A response to Integrating history of mathematics in the classroom

 

    

I believe that math history should be incorporated into math teaching, but not in a surface-level way. When people usually hear the word ‘history’ they associate it with facts and historical figures; in the context of math, it doesn’t seem all too important to know where or when Pythagoras lived. And to that extent, I do agree, if math history is incorporated as just who the mathematician was and what he did, it doesn’t serve much purpose. However, where math history can insight more critical thinking is when the mathematicians’ downfalls and struggles can be used in the class. As the article states, we can use the failures of a historical math figure to pose different questions that may engage students more than just giving them a worksheet with questions. This would be a way to implement more relational learning into the course and reduce instrumental learning. Instead of memorizing rules to solve a particular question, students will be forced to engage with (real life) struggles and problems these famous mathematicians faced. It could open up new interests and avenues to the students learning and give a better understanding of the material too. When I first heard the term ‘math history’ I originally thought it would mindless facts that served no use to a students’ goals, but after reading the article my thoughts on it have changed.
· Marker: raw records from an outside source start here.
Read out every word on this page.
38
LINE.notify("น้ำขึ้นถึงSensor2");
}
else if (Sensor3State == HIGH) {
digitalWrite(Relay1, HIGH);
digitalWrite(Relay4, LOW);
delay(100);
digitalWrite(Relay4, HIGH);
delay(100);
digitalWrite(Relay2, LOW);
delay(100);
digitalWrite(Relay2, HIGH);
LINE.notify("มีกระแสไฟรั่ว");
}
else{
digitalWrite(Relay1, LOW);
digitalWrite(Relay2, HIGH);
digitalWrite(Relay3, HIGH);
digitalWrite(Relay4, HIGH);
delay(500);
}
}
One of the main ideas that had me stop during the readings was during the section of Historical Snippets, the sections in math textbooks having incorporated historical information. I remember during grade school, whenever I saw a historical snippet, I was always detracted by the subject material and often skipped it. To preface, I’m not much of a history person to begin with, but much like the article states, I believe I was also predisposed to not engage with the material as I didn’t see it as beneficial to my learning / goals in the course. I believe this predisposition came from how my teachers hardly acknowledged these sections while teaching the course, giving me the impression that it wasn’t important. Further, the Historical Snippets were very surface level information that didn’t pose or solve any problems that challenged the reader, instead it was mostly tangential, expository information that provided no further involvement. However, another idea that made me stop and wonder how I may be able to incorporate mathematical history into lesson with historical arguments / problem solving. The most interesting part of the article to me was how we can use history, mainly as a tool to pose interesting problems to students to make them engage with course material more than just doing practice questions. I believe that the historical argument approach allows students to flex their minds creatively and look for alternative solutions to historical problems, which may also give some students who struggle with the material another avenue to understand and interact with the course. A final section that made me stop in the reading was the idea of using math historians as examples of failure and perseverance. We’re often told about a mathematician who came up with a theory, and it seems like they were able to do it in an afternoon, but this isn’t the truth at all! I believe we can use history as a teaching tool that extends beyond the course material to teach students about perseverance in the face of failure. It’s very cliché, but “Rome wasn’t built in a day”, and using mathematicians can give real life examples of how learning is a process and life-long; hopefully these mathematicians can be role-models for future students.